Excavators worked feverishly yesterday to block off water from a sand pit entering a deep gorge that was formed last Wednesday when a roadway collapsed in Central Trinidad.
The gorge, at Todd’s Road, Caparo, is estimated to be 100 feet deep at some points and more than 200 feet wide. It was created last Wednesday following heavy rains across Trinidad as the sandy soil in the area started slipping and collapsing into a large artificial lake created to the north by sand-mining operations. Sahadeo Boondoo, councillor for the area on the Couva/Tabaquite/Talparo Regional Corporation, said heavy sand-mining in the area was believed to be one of the causes of the disaster. He is calling for a thorough investigation by the relevant authorities to determine if there were any underground caverns where the incident took place.
Boondoo said unless preventative measures were taken the problem could worsen. It occurred through a stretch of abandoned orange estates that were once cultivated by Caroni (1975) Limited.
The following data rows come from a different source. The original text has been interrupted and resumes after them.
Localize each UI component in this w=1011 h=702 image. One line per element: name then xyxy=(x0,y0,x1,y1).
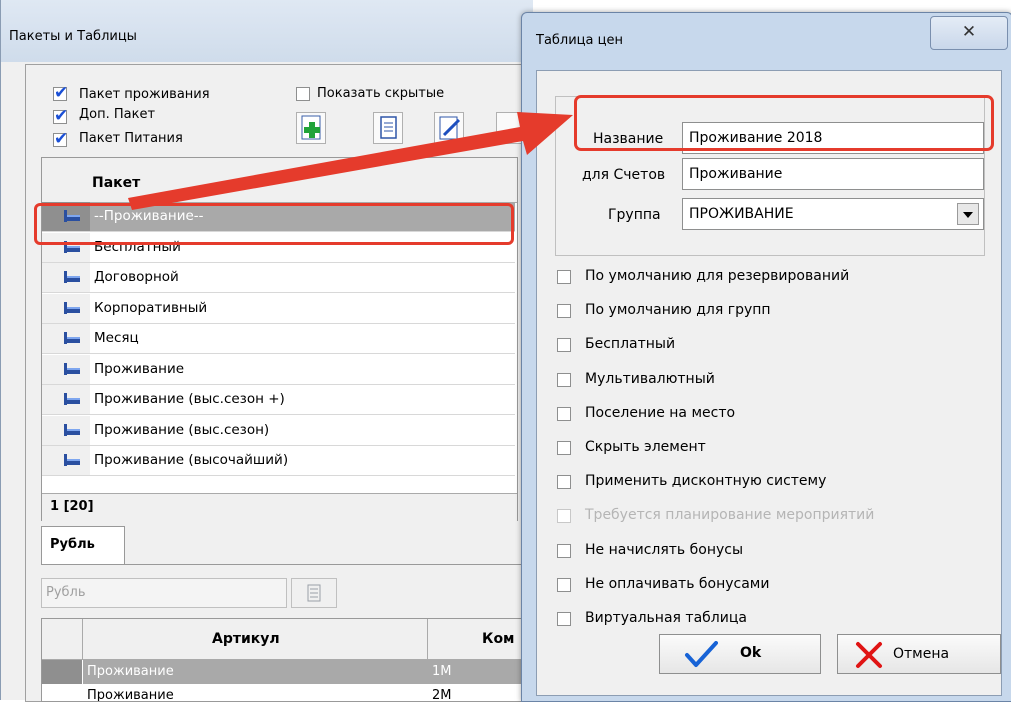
annotation-arrow xyxy=(128,112,573,210)
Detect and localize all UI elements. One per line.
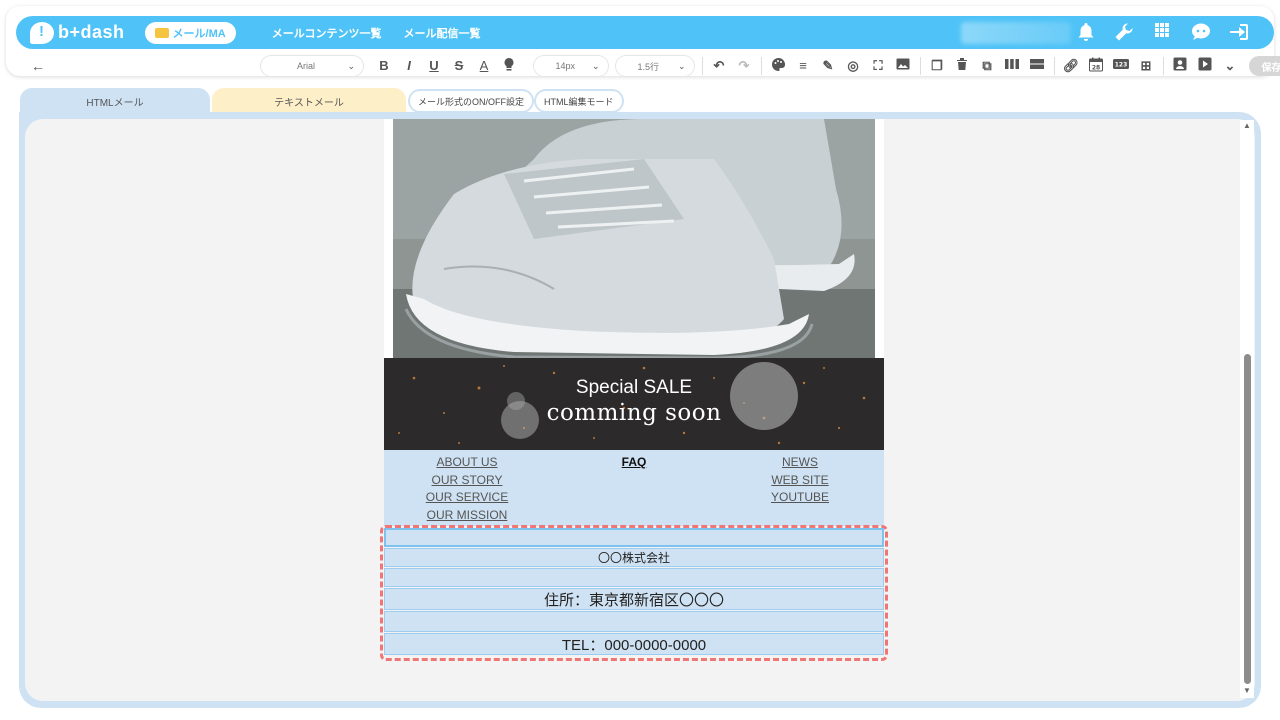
footer-company-row[interactable]: 〇〇株式会社 xyxy=(384,548,884,567)
underline-icon[interactable]: U xyxy=(425,57,443,75)
duplicate-icon[interactable]: ⧉ xyxy=(978,57,996,75)
pen-icon[interactable]: ✎ xyxy=(819,57,837,75)
font-family-select[interactable]: Arial ⌄ xyxy=(261,56,363,76)
app-root: b+dash メール/MA メールコンテンツ一覧 メール配信一覧 xyxy=(0,0,1280,720)
italic-icon[interactable]: I xyxy=(400,57,418,75)
link-faq[interactable]: FAQ xyxy=(622,454,647,472)
link-our-story[interactable]: OUR STORY xyxy=(432,472,503,490)
tab-html-mail[interactable]: HTMLメール xyxy=(20,88,210,114)
toolbar-divider xyxy=(919,57,921,75)
toolbar-divider xyxy=(1053,57,1055,75)
editor-toolbar: ← Arial ⌄ B I U S A 14px ⌄ 1.5行 ⌄ ↶ ↷ ≡ … xyxy=(16,53,1280,79)
mail-format-toggle-button[interactable]: メール形式のON/OFF設定 xyxy=(410,91,532,111)
link-icon[interactable]: 🔗︎ xyxy=(1062,57,1080,75)
chevron-down-icon: ⌄ xyxy=(347,60,355,71)
line-height-value: 1.5行 xyxy=(637,61,660,72)
undo-icon[interactable]: ↶ xyxy=(710,57,728,75)
svg-text:28: 28 xyxy=(1092,65,1100,72)
footer-spacer-row[interactable] xyxy=(384,611,884,632)
footer-spacer-row[interactable] xyxy=(384,568,884,587)
more-chevron-down-icon[interactable]: ⌄ xyxy=(1221,57,1239,75)
apps-grid-icon[interactable] xyxy=(1152,22,1172,42)
font-size-select[interactable]: 14px ⌄ xyxy=(533,56,608,76)
logout-icon[interactable] xyxy=(1228,22,1248,42)
sale-banner-headline: Special SALE xyxy=(575,377,693,398)
tab-text-mail[interactable]: テキストメール xyxy=(212,88,406,114)
calendar-icon[interactable]: 28 xyxy=(1087,57,1105,75)
nav-mail-contents-list[interactable]: メールコンテンツ一覧 xyxy=(272,25,382,41)
contact-card-icon[interactable] xyxy=(1171,57,1189,75)
text-color-icon[interactable]: A xyxy=(475,57,493,75)
add-block-icon[interactable]: ⊞ xyxy=(1137,57,1155,75)
bold-icon[interactable]: B xyxy=(375,57,393,75)
company-footer-block[interactable]: 〇〇株式会社 住所：東京都新宿区〇〇〇 TEL：000-0000-0000 xyxy=(384,528,884,656)
sale-banner-subline: comming soon xyxy=(546,400,722,426)
formatting-toolbar: Arial ⌄ B I U S A 14px ⌄ 1.5行 ⌄ ↶ ↷ ≡ ✎ … xyxy=(261,55,1280,77)
mail-ma-mode-pill[interactable]: メール/MA xyxy=(144,21,236,44)
link-youtube[interactable]: YOUTUBE xyxy=(771,489,829,507)
strikethrough-icon[interactable]: S xyxy=(450,57,468,75)
link-news[interactable]: NEWS xyxy=(782,454,818,472)
logo-text: b+dash xyxy=(58,22,125,42)
back-arrow-icon[interactable]: ← xyxy=(28,56,48,76)
fullscreen-icon[interactable]: ⛶ xyxy=(869,57,887,75)
image-icon[interactable] xyxy=(894,57,912,75)
chevron-down-icon: ⌄ xyxy=(677,60,686,71)
toolbar-divider xyxy=(1162,57,1164,75)
toolbar-divider xyxy=(701,57,703,75)
svg-text:123: 123 xyxy=(1115,62,1128,69)
sale-banner[interactable]: Special SALE comming soon xyxy=(384,358,884,450)
vertical-scrollbar-thumb[interactable] xyxy=(1244,354,1251,684)
links-column-2: FAQ xyxy=(584,454,684,472)
link-web-site[interactable]: WEB SITE xyxy=(771,472,828,490)
link-our-mission[interactable]: OUR MISSION xyxy=(427,507,508,525)
company-address: 住所：東京都新宿区〇〇〇 xyxy=(543,591,724,609)
company-tel: TEL：000-0000-0000 xyxy=(561,636,707,654)
mail-ma-label: メール/MA xyxy=(172,27,226,40)
palette-icon[interactable] xyxy=(769,57,787,75)
trash-icon[interactable] xyxy=(953,57,971,75)
toolbar-divider xyxy=(760,57,762,75)
global-nav-bar: b+dash メール/MA メールコンテンツ一覧 メール配信一覧 xyxy=(16,16,1274,49)
columns-icon[interactable] xyxy=(1003,57,1021,75)
target-icon[interactable]: ◎ xyxy=(844,57,862,75)
line-height-select[interactable]: 1.5行 ⌄ xyxy=(615,56,694,76)
align-text-icon[interactable]: ≡ xyxy=(794,57,812,75)
mail-folder-icon xyxy=(154,27,169,38)
rows-icon[interactable] xyxy=(1028,57,1046,75)
html-edit-mode-button[interactable]: HTML編集モード xyxy=(536,91,622,111)
link-about-us[interactable]: ABOUT US xyxy=(436,454,497,472)
wrench-icon[interactable] xyxy=(1114,22,1134,42)
logo-bubble-icon xyxy=(30,21,54,44)
footer-address-row[interactable]: 住所：東京都新宿区〇〇〇 xyxy=(384,588,884,610)
scroll-up-arrow-icon[interactable]: ▲ xyxy=(1243,121,1251,130)
blurred-user-info xyxy=(961,22,1071,44)
sneaker-product-image[interactable] xyxy=(384,119,884,358)
highlight-bulb-icon[interactable] xyxy=(500,57,518,75)
video-play-icon[interactable] xyxy=(1196,57,1214,75)
links-column-1: ABOUT US OUR STORY OUR SERVICE OUR MISSI… xyxy=(417,454,517,524)
links-column-3: NEWS WEB SITE YOUTUBE xyxy=(750,454,850,507)
footer-links-section: ABOUT US OUR STORY OUR SERVICE OUR MISSI… xyxy=(384,450,884,526)
email-body: Special SALE comming soon ABOUT US OUR S… xyxy=(384,119,884,526)
scroll-down-arrow-icon[interactable]: ▼ xyxy=(1243,686,1251,695)
top-header-card: b+dash メール/MA メールコンテンツ一覧 メール配信一覧 xyxy=(6,6,1280,79)
number-field-icon[interactable]: 123 xyxy=(1112,57,1130,75)
footer-tel-row[interactable]: TEL：000-0000-0000 xyxy=(384,633,884,655)
support-chat-icon[interactable] xyxy=(1190,22,1210,42)
chevron-down-icon: ⌄ xyxy=(591,60,600,71)
copy-block-icon[interactable]: ❐ xyxy=(928,57,946,75)
link-our-service[interactable]: OUR SERVICE xyxy=(426,489,508,507)
header-icon-group xyxy=(1076,22,1248,42)
logo[interactable]: b+dash xyxy=(30,21,125,44)
font-family-value: Arial xyxy=(297,61,316,71)
company-name: 〇〇株式会社 xyxy=(597,551,670,565)
redo-icon[interactable]: ↷ xyxy=(735,57,753,75)
footer-spacer-row[interactable] xyxy=(384,528,884,547)
bell-icon[interactable] xyxy=(1076,22,1096,42)
nav-mail-delivery-list[interactable]: メール配信一覧 xyxy=(403,25,480,41)
save-button[interactable]: 保存 xyxy=(1248,56,1280,76)
font-size-value: 14px xyxy=(555,61,576,71)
However, residents used the existing dirt roadway as a shortcut to get from Todd’s Road to Palmiste, Longdenville and Ravine Sable. The area also was used by trucks transporting sand from various quarries in the area. Several private mining operations take place in the area.
There was also a mine operated by the Estate Management and Business Development Company (EMBD)—one of the special purpose state companies set up by the former PNM Government. Several curious people visited the scene that is now being called the “Central Grand Canyon.” However, visiting the area is highly dangerous and is not recommended since the land could slip at any time. The area has since been blocked off.